贈与税に関する税務調査の多くは、相続税の税務調査がきっかけになることが多いとされます。被相続人から相続人に対して財産や金銭の移動がある場合、それが贈与によるものであっても、相続とみなされる可能性があります。「贈与の事実」を証明できなければ、相続税の納付を求められることもあるでしょう。
贈与契約書を作成しておけば「贈与の事実」を示せるため、上記のリスクを防げるでしょう。
不動産の名義変更(登記)をスムーズに行うため
贈与契約書は「持分移転登記」の手続きで役立ちます。持分移転登記とは、不動産の持分が移転した際に必要な手続きで、共有持分を贈与された場合にも必要です。
持分移転登記では移転の理由を明確にする必要があるため、贈与契約書があると「贈与による移転」と証明でき、手続きがスムーズに進みます。
共有持分の贈与契約書のひな形
共有持分の贈与契約書のひな形は下記のとおりです。
不動産持分贈与契約書
贈与者〇〇〇〇(以下「甲」という。)と受贈者〇〇〇〇(以下「乙」という。)とは、以下のとおり甲の財産について贈与契約を締結する。
第1条(贈与の合意)
甲は、甲が持分を有する下記不動産(以下、「本件不動産」という。)の持分全てを乙に贈与することを約し、乙はこれを受諾した。
<土地>
所在 〇〇市〇〇町〇丁目
地番 〇〇番
地目 宅地
地積 〇〇.〇〇㎡
(甲持分〇分の1)
<家屋>
所在 〇〇市〇〇町〇丁目〇番〇合
家屋番号 〇番〇合
地目 居宅
構造 木造セメント瓦屋根2階建て
床面積 1階〇〇.〇〇㎡
2階〇〇.〇〇㎡
(甲持分〇分の1)
第2条(受贈者の負担)
乙は、本件不動産の贈与を受けた負担として、〇〇〇を支払わなければならない。
第3条(引渡し)
甲は乙に対し、令和〇年〇月〇日までに本件不動産を現状有姿で引渡し、かつその所有権移転を行う。ただし、当該登記に必要な一切の費用は乙の負担とする。
第4条(公租公課の負担)
本件不動産に課税される公租公課の負担については、持分移転登記完了の日を基準とする。すなわち、移転登記手続きの前日までは甲が負担し、手続き完了以降は乙が負担する。
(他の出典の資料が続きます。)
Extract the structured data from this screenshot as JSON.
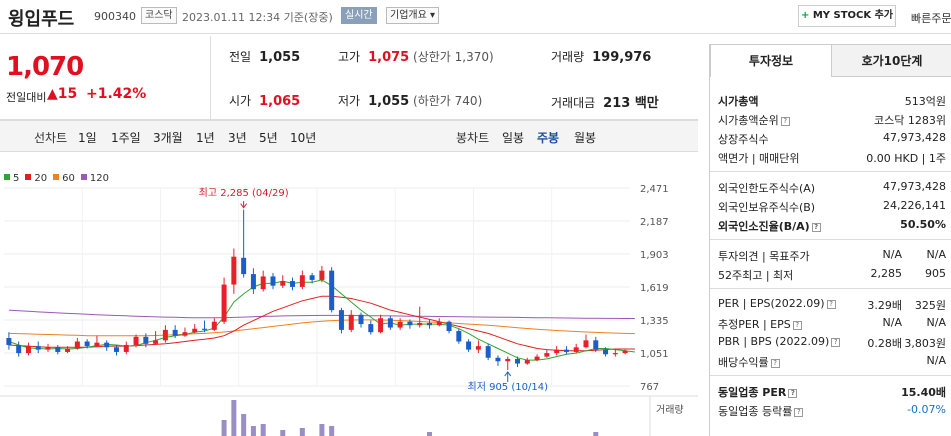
{
  "header": {
    "name": "윙입푸드",
    "code": "900340",
    "market": "코스닥",
    "time": "2023.01.11 12:34 기준(장중)",
    "realtime": "실시간",
    "company_btn": "기업개요 ▾",
    "mystock": "MY STOCK 추가",
    "quick": "빠른주문"
  },
  "summary": {
    "price": "1,070",
    "change_label": "전일대비",
    "change_value": "▲15",
    "change_pct": "+1.42%",
    "prev_close_label": "전일",
    "prev_close": "1,055",
    "high_label": "고가",
    "high": "1,075",
    "upper_limit": "(상한가 1,370)",
    "volume_label": "거래량",
    "volume": "199,976",
    "open_label": "시가",
    "open": "1,065",
    "low_label": "저가",
    "low": "1,055",
    "lower_limit": "(하한가 740)",
    "amount_label": "거래대금",
    "amount": "213 백만"
  },
  "tabs": {
    "line_label": "선차트",
    "line_items": [
      "1일",
      "1주일",
      "3개월",
      "1년",
      "3년",
      "5년",
      "10년"
    ],
    "candle_label": "봉차트",
    "candle_items": [
      "일봉",
      "주봉",
      "월봉"
    ],
    "candle_active": "주봉"
  },
  "chart_data": {
    "type": "candlestick",
    "legend": [
      {
        "name": "5",
        "color": "#2fa62f"
      },
      {
        "name": "20",
        "color": "#e02020"
      },
      {
        "name": "60",
        "color": "#f08020"
      },
      {
        "name": "120",
        "color": "#9b59b6"
      }
    ],
    "y_ticks": [
      "2,471",
      "2,187",
      "1,903",
      "1,619",
      "1,335",
      "1,051",
      "767"
    ],
    "ylim": [
      767,
      2471
    ],
    "high_annotation": "최고 2,285 (04/29)",
    "low_annotation": "최저 905 (10/14)",
    "volume_label": "거래량",
    "candles": [
      {
        "o": 1180,
        "c": 1120,
        "h": 1230,
        "l": 1080
      },
      {
        "o": 1120,
        "c": 1050,
        "h": 1150,
        "l": 1020
      },
      {
        "o": 1050,
        "c": 1110,
        "h": 1140,
        "l": 1030
      },
      {
        "o": 1110,
        "c": 1080,
        "h": 1150,
        "l": 1050
      },
      {
        "o": 1080,
        "c": 1100,
        "h": 1130,
        "l": 1060
      },
      {
        "o": 1100,
        "c": 1060,
        "h": 1120,
        "l": 1040
      },
      {
        "o": 1060,
        "c": 1090,
        "h": 1110,
        "l": 1050
      },
      {
        "o": 1090,
        "c": 1150,
        "h": 1180,
        "l": 1080
      },
      {
        "o": 1150,
        "c": 1110,
        "h": 1170,
        "l": 1090
      },
      {
        "o": 1110,
        "c": 1140,
        "h": 1200,
        "l": 1100
      },
      {
        "o": 1140,
        "c": 1100,
        "h": 1160,
        "l": 1070
      },
      {
        "o": 1100,
        "c": 1060,
        "h": 1120,
        "l": 1030
      },
      {
        "o": 1060,
        "c": 1120,
        "h": 1150,
        "l": 1040
      },
      {
        "o": 1120,
        "c": 1190,
        "h": 1210,
        "l": 1100
      },
      {
        "o": 1190,
        "c": 1130,
        "h": 1220,
        "l": 1100
      },
      {
        "o": 1130,
        "c": 1160,
        "h": 1240,
        "l": 1120
      },
      {
        "o": 1160,
        "c": 1250,
        "h": 1290,
        "l": 1140
      },
      {
        "o": 1250,
        "c": 1200,
        "h": 1290,
        "l": 1180
      },
      {
        "o": 1200,
        "c": 1230,
        "h": 1270,
        "l": 1190
      },
      {
        "o": 1230,
        "c": 1260,
        "h": 1300,
        "l": 1220
      },
      {
        "o": 1260,
        "c": 1250,
        "h": 1330,
        "l": 1230
      },
      {
        "o": 1250,
        "c": 1320,
        "h": 1350,
        "l": 1240
      },
      {
        "o": 1320,
        "c": 1640,
        "h": 1700,
        "l": 1300
      },
      {
        "o": 1640,
        "c": 1880,
        "h": 1950,
        "l": 1560
      },
      {
        "o": 1870,
        "c": 1730,
        "h": 2285,
        "l": 1700
      },
      {
        "o": 1730,
        "c": 1600,
        "h": 1780,
        "l": 1560
      },
      {
        "o": 1600,
        "c": 1710,
        "h": 1760,
        "l": 1580
      },
      {
        "o": 1710,
        "c": 1630,
        "h": 1740,
        "l": 1600
      },
      {
        "o": 1630,
        "c": 1670,
        "h": 1720,
        "l": 1610
      },
      {
        "o": 1670,
        "c": 1620,
        "h": 1700,
        "l": 1590
      },
      {
        "o": 1620,
        "c": 1720,
        "h": 1760,
        "l": 1600
      },
      {
        "o": 1720,
        "c": 1680,
        "h": 1740,
        "l": 1650
      },
      {
        "o": 1680,
        "c": 1760,
        "h": 1800,
        "l": 1660
      },
      {
        "o": 1760,
        "c": 1420,
        "h": 1790,
        "l": 1400
      },
      {
        "o": 1420,
        "c": 1250,
        "h": 1440,
        "l": 1220
      },
      {
        "o": 1250,
        "c": 1380,
        "h": 1420,
        "l": 1230
      },
      {
        "o": 1380,
        "c": 1300,
        "h": 1400,
        "l": 1270
      },
      {
        "o": 1300,
        "c": 1230,
        "h": 1330,
        "l": 1210
      },
      {
        "o": 1230,
        "c": 1350,
        "h": 1380,
        "l": 1220
      },
      {
        "o": 1350,
        "c": 1270,
        "h": 1370,
        "l": 1250
      },
      {
        "o": 1270,
        "c": 1320,
        "h": 1350,
        "l": 1250
      },
      {
        "o": 1320,
        "c": 1290,
        "h": 1340,
        "l": 1260
      },
      {
        "o": 1290,
        "c": 1310,
        "h": 1450,
        "l": 1270
      },
      {
        "o": 1310,
        "c": 1290,
        "h": 1340,
        "l": 1260
      },
      {
        "o": 1290,
        "c": 1320,
        "h": 1350,
        "l": 1280
      },
      {
        "o": 1320,
        "c": 1240,
        "h": 1330,
        "l": 1220
      },
      {
        "o": 1240,
        "c": 1150,
        "h": 1260,
        "l": 1130
      },
      {
        "o": 1150,
        "c": 1080,
        "h": 1170,
        "l": 1060
      },
      {
        "o": 1080,
        "c": 1110,
        "h": 1160,
        "l": 1050
      },
      {
        "o": 1110,
        "c": 1010,
        "h": 1130,
        "l": 990
      },
      {
        "o": 1010,
        "c": 980,
        "h": 1030,
        "l": 940
      },
      {
        "o": 980,
        "c": 1000,
        "h": 1020,
        "l": 905
      },
      {
        "o": 1000,
        "c": 960,
        "h": 1020,
        "l": 930
      },
      {
        "o": 960,
        "c": 990,
        "h": 1010,
        "l": 950
      },
      {
        "o": 990,
        "c": 1020,
        "h": 1040,
        "l": 980
      },
      {
        "o": 1020,
        "c": 1050,
        "h": 1080,
        "l": 1010
      },
      {
        "o": 1050,
        "c": 1080,
        "h": 1110,
        "l": 1030
      },
      {
        "o": 1080,
        "c": 1060,
        "h": 1110,
        "l": 1040
      },
      {
        "o": 1060,
        "c": 1100,
        "h": 1130,
        "l": 1050
      },
      {
        "o": 1100,
        "c": 1160,
        "h": 1210,
        "l": 1090
      },
      {
        "o": 1160,
        "c": 1080,
        "h": 1190,
        "l": 1060
      },
      {
        "o": 1080,
        "c": 1040,
        "h": 1100,
        "l": 1020
      },
      {
        "o": 1040,
        "c": 1050,
        "h": 1090,
        "l": 1020
      },
      {
        "o": 1050,
        "c": 1070,
        "h": 1080,
        "l": 1040
      }
    ],
    "ma5": [
      1150,
      1120,
      1095,
      1090,
      1085,
      1090,
      1085,
      1090,
      1100,
      1115,
      1125,
      1120,
      1110,
      1115,
      1140,
      1160,
      1185,
      1200,
      1210,
      1230,
      1240,
      1265,
      1360,
      1490,
      1560,
      1620,
      1650,
      1650,
      1670,
      1650,
      1660,
      1660,
      1680,
      1630,
      1560,
      1490,
      1420,
      1360,
      1300,
      1310,
      1290,
      1300,
      1300,
      1300,
      1300,
      1290,
      1260,
      1220,
      1170,
      1130,
      1090,
      1050,
      1010,
      990,
      990,
      1000,
      1020,
      1040,
      1050,
      1070,
      1090,
      1090,
      1080,
      1070,
      1060
    ],
    "ma20": [
      1120,
      1115,
      1110,
      1105,
      1100,
      1100,
      1100,
      1100,
      1100,
      1105,
      1110,
      1110,
      1110,
      1115,
      1120,
      1125,
      1130,
      1140,
      1150,
      1160,
      1170,
      1180,
      1200,
      1240,
      1290,
      1330,
      1370,
      1410,
      1440,
      1470,
      1500,
      1520,
      1540,
      1540,
      1530,
      1520,
      1500,
      1480,
      1450,
      1420,
      1400,
      1380,
      1360,
      1340,
      1320,
      1300,
      1280,
      1260,
      1240,
      1220,
      1190,
      1160,
      1130,
      1110,
      1090,
      1080,
      1075,
      1070,
      1070,
      1070,
      1075,
      1080,
      1085,
      1085,
      1085
    ],
    "ma60": [
      1220,
      1218,
      1215,
      1212,
      1210,
      1208,
      1205,
      1203,
      1200,
      1200,
      1200,
      1200,
      1200,
      1200,
      1200,
      1202,
      1205,
      1208,
      1212,
      1216,
      1220,
      1225,
      1232,
      1240,
      1250,
      1260,
      1270,
      1280,
      1290,
      1300,
      1310,
      1318,
      1325,
      1330,
      1333,
      1335,
      1336,
      1336,
      1335,
      1333,
      1330,
      1326,
      1322,
      1318,
      1314,
      1310,
      1305,
      1300,
      1295,
      1290,
      1283,
      1276,
      1269,
      1262,
      1256,
      1250,
      1245,
      1240,
      1236,
      1232,
      1228,
      1225,
      1222,
      1220,
      1218
    ],
    "ma120": [
      1420,
      1415,
      1410,
      1405,
      1400,
      1396,
      1392,
      1388,
      1384,
      1380,
      1377,
      1374,
      1371,
      1368,
      1365,
      1362,
      1360,
      1358,
      1356,
      1355,
      1354,
      1354,
      1355,
      1357,
      1360,
      1363,
      1366,
      1368,
      1370,
      1372,
      1373,
      1374,
      1375,
      1375,
      1375,
      1374,
      1373,
      1372,
      1371,
      1370,
      1369,
      1368,
      1367,
      1366,
      1365,
      1364,
      1363,
      1362,
      1361,
      1360,
      1359,
      1358,
      1357,
      1356,
      1355,
      1354,
      1353,
      1352,
      1351,
      1350,
      1350,
      1349,
      1349,
      1348,
      1348
    ],
    "volume": [
      0,
      0,
      0,
      0,
      0,
      0,
      0,
      0,
      0,
      0,
      0,
      0,
      0,
      0,
      0,
      0,
      0,
      0,
      0,
      0,
      0,
      0,
      40,
      90,
      55,
      25,
      30,
      0,
      15,
      0,
      20,
      0,
      30,
      25,
      0,
      0,
      0,
      0,
      0,
      0,
      0,
      0,
      0,
      10,
      0,
      0,
      0,
      0,
      0,
      0,
      0,
      0,
      0,
      0,
      0,
      0,
      0,
      0,
      0,
      0,
      10,
      0,
      0,
      0,
      0
    ]
  },
  "panel": {
    "tab1": "투자정보",
    "tab2": "호가10단계",
    "rows1": [
      {
        "l": "시가총액",
        "r": "513억원",
        "lb": true,
        "rb": false
      },
      {
        "l": "시가총액순위",
        "r": "코스닥 1283위",
        "q": true
      },
      {
        "l": "상장주식수",
        "r": "47,973,428"
      },
      {
        "l": "액면가 | 매매단위",
        "r": "0.00 HKD  |  1주"
      }
    ],
    "rows2": [
      {
        "l": "외국인한도주식수(A)",
        "r": "47,973,428"
      },
      {
        "l": "외국인보유주식수(B)",
        "r": "24,226,141"
      },
      {
        "l": "외국인소진율(B/A)",
        "r": "50.50%",
        "b": true,
        "q": true
      }
    ],
    "rows3": [
      {
        "l": "투자의견  |  목표주가",
        "m": "N/A",
        "r": "N/A"
      },
      {
        "l": "52주최고  |  최저",
        "m": "2,285",
        "r": "905"
      }
    ],
    "rows4": [
      {
        "l": "PER  |  EPS(2022.09)",
        "m": "3.29배",
        "r": "325원",
        "q": true
      },
      {
        "l": "추정PER  |  EPS",
        "m": "N/A",
        "r": "N/A",
        "q": true
      },
      {
        "l": "PBR  |  BPS (2022.09)",
        "m": "0.28배",
        "r": "3,803원",
        "q": true
      },
      {
        "l": "배당수익률",
        "m": "",
        "r": "N/A",
        "q": true
      }
    ],
    "rows5": [
      {
        "l": "동일업종 PER",
        "r": "15.40배",
        "b": true,
        "q": true
      },
      {
        "l": "동일업종 등락률",
        "r": "-0.07%",
        "q": true,
        "blue": true
      }
    ]
  }
}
以上の合意が成立した証として、本書を2通作成するものとし、各自署名押印の上、甲乙が1通ずつこれを保管するものとする。
以上
令和〇年〇月〇日
贈与者 甲 〇県〇市〇町〇丁目〇番〇号
〇〇 〇〇 印
受贈者 乙 〇県〇市〇町〇丁目〇番〇号
〇〇 〇〇 印
「共有持分の贈与契約書に書く内容」で詳しく解説しますが、贈与契約書では贈与者・受贈者の住所・氏名の他、日付、贈与の目的物、贈与条件や方法などをきちんと含めることが重要です。
共有持分の贈与契約書に書く内容
贈与契約書を作成する際は、下記の項目を書面に含めましょう。
- 持分贈与の贈与者・受贈者の住所・氏名
- 贈与の日付
- 贈与の目的物
- 贈与の条件・贈与方法
それぞれの項目について詳しく解説していきます。
持分贈与の贈与者・受贈者の住所・氏名
贈与契約の当事者を示すために、贈与者と受贈者の住所と氏名をきちんと記載しましょう。
先述したとおり、署名は本人による手書きが推奨されています。贈与者、受贈者それぞれが署名、実印による捺印をし、印鑑証明を添付して保管します。
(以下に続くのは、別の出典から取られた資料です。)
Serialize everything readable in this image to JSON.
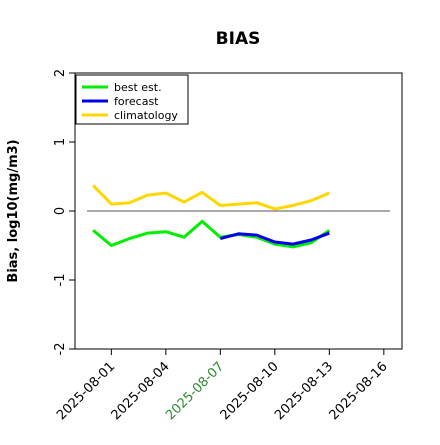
{
  "chart_data": {
    "type": "line",
    "title": "BIAS",
    "xlabel": "",
    "ylabel": "Bias, log10(mg/m3)",
    "ylim": [
      -2,
      2
    ],
    "yticks": [
      -2,
      -1,
      0,
      1,
      2
    ],
    "ytick_labels": [
      "-2",
      "-1",
      "0",
      "1",
      "2"
    ],
    "xlim": [
      "2025-07-30",
      "2025-08-17"
    ],
    "xticks": [
      "2025-08-01",
      "2025-08-04",
      "2025-08-07",
      "2025-08-10",
      "2025-08-13",
      "2025-08-16"
    ],
    "xtick_labels": [
      "2025-08-01",
      "2025-08-04",
      "2025-08-07",
      "2025-08-10",
      "2025-08-13",
      "2025-08-16"
    ],
    "xtick_colors": [
      "#000000",
      "#000000",
      "#2e8b2e",
      "#000000",
      "#000000",
      "#000000"
    ],
    "reference_line": 0,
    "grid": false,
    "legend_position": "top-left",
    "x": [
      "2025-07-31",
      "2025-08-01",
      "2025-08-02",
      "2025-08-03",
      "2025-08-04",
      "2025-08-05",
      "2025-08-06",
      "2025-08-07",
      "2025-08-08",
      "2025-08-09",
      "2025-08-10",
      "2025-08-11",
      "2025-08-12",
      "2025-08-13"
    ],
    "series": [
      {
        "name": "best est.",
        "color": "#00ee00",
        "values": [
          -0.28,
          -0.5,
          -0.4,
          -0.32,
          -0.3,
          -0.38,
          -0.15,
          -0.38,
          -0.34,
          -0.38,
          -0.48,
          -0.52,
          -0.46,
          -0.28
        ]
      },
      {
        "name": "forecast",
        "color": "#0000ee",
        "values": [
          null,
          null,
          null,
          null,
          null,
          null,
          null,
          -0.4,
          -0.33,
          -0.35,
          -0.45,
          -0.48,
          -0.42,
          -0.32
        ]
      },
      {
        "name": "climatology",
        "color": "#ffd700",
        "values": [
          0.37,
          0.1,
          0.12,
          0.23,
          0.26,
          0.13,
          0.27,
          0.08,
          0.1,
          0.12,
          0.03,
          0.08,
          0.15,
          0.26
        ]
      }
    ]
  }
}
なお、贈与者や受贈者が未成年の場合は、親権者などの法定代理人の住所と氏名も記載する必要があります。
贈与の日付
贈与契約書には日付も記載しておきましょう。契約書における日付は贈与の履行日ではなく、「贈与者と受贈者双方が贈与に合意した日」です。
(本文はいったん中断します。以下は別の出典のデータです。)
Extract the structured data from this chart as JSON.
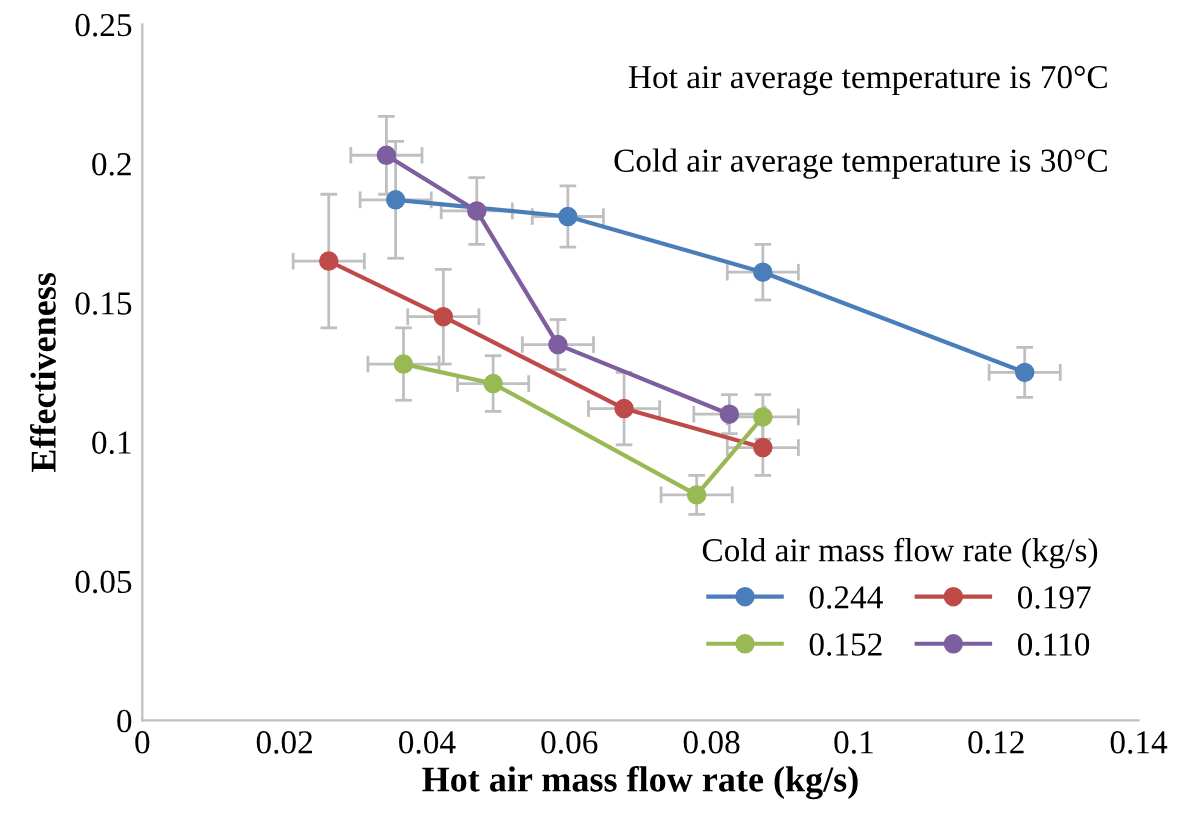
{
  "chart_data": {
    "type": "line",
    "xlabel": "Hot air mass flow rate (kg/s)",
    "ylabel": "Effectiveness",
    "legend_title": "Cold air mass flow rate (kg/s)",
    "annotations": [
      "Hot air average temperature is 70°C",
      "Cold air average temperature is 30°C"
    ],
    "xlim": [
      0,
      0.14
    ],
    "xticks": [
      0,
      0.02,
      0.04,
      0.06,
      0.08,
      0.1,
      0.12,
      0.14
    ],
    "ylim": [
      0,
      0.25
    ],
    "yticks": [
      0,
      0.05,
      0.1,
      0.15,
      0.2,
      0.25
    ],
    "grid": false,
    "legend": "bottom right",
    "marker": "circle",
    "line_style": "solid",
    "series": [
      {
        "name": "0.244",
        "color": "#4a7ebb",
        "x": [
          0.0356,
          0.0598,
          0.0872,
          0.124
        ],
        "values": [
          0.187,
          0.181,
          0.161,
          0.125
        ],
        "errors": [
          0.021,
          0.011,
          0.01,
          0.009
        ],
        "xerrors": [
          0.005,
          0.005,
          0.005,
          0.005
        ]
      },
      {
        "name": "0.197",
        "color": "#be4b48",
        "x": [
          0.0262,
          0.0423,
          0.0677,
          0.0872
        ],
        "values": [
          0.165,
          0.145,
          0.112,
          0.098
        ],
        "errors": [
          0.024,
          0.017,
          0.013,
          0.01
        ],
        "xerrors": [
          0.005,
          0.005,
          0.005,
          0.005
        ]
      },
      {
        "name": "0.152",
        "color": "#98b954",
        "x": [
          0.0367,
          0.0493,
          0.0779,
          0.0872
        ],
        "values": [
          0.128,
          0.121,
          0.081,
          0.109
        ],
        "errors": [
          0.013,
          0.01,
          0.007,
          0.008
        ],
        "xerrors": [
          0.005,
          0.005,
          0.005,
          0.005
        ]
      },
      {
        "name": "0.110",
        "color": "#7d5fa0",
        "x": [
          0.0343,
          0.047,
          0.0584,
          0.0825
        ],
        "values": [
          0.203,
          0.183,
          0.135,
          0.11
        ],
        "errors": [
          0.014,
          0.012,
          0.009,
          0.007
        ],
        "xerrors": [
          0.005,
          0.005,
          0.005,
          0.005
        ]
      }
    ]
  }
}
先述したとおり、贈与契約書に効力を持たせるため、手書きで日付を記入するのが望ましいといえます。
なお、贈与契約の締結日と契約書の作成日が異なる場合は、それぞれ個別に記載をします。
贈与の目的物
第三者が契約書を見た際に何が贈与されたかわかるように、贈与の目的物も記載します。目的物が金銭なら金額を、共有持分のように不動産ならその詳細な情報を記載します。具体的には、「共有持分の贈与契約書のひな形とポイント」で紹介した下記が該当します。
第1条(贈与の合意)
甲は、甲が持分を有する下記不動産(以下、「本件不動産」という。)の持分全てを乙に贈与することを約し、乙はこれを受諾した。
<土地>
所在 〇〇市〇〇町〇丁目
地番 〇〇番
地目 宅地
地積 〇〇.〇〇㎡
(甲持分〇分の1)
<家屋>
所在 〇〇市〇〇町〇丁目〇番〇合
家屋番号 〇番〇合
地目 居宅
構造 木造セメント瓦屋根2階建て
床面積 1階〇〇.〇〇㎡
2階〇〇.〇〇㎡
(甲持分〇分の1)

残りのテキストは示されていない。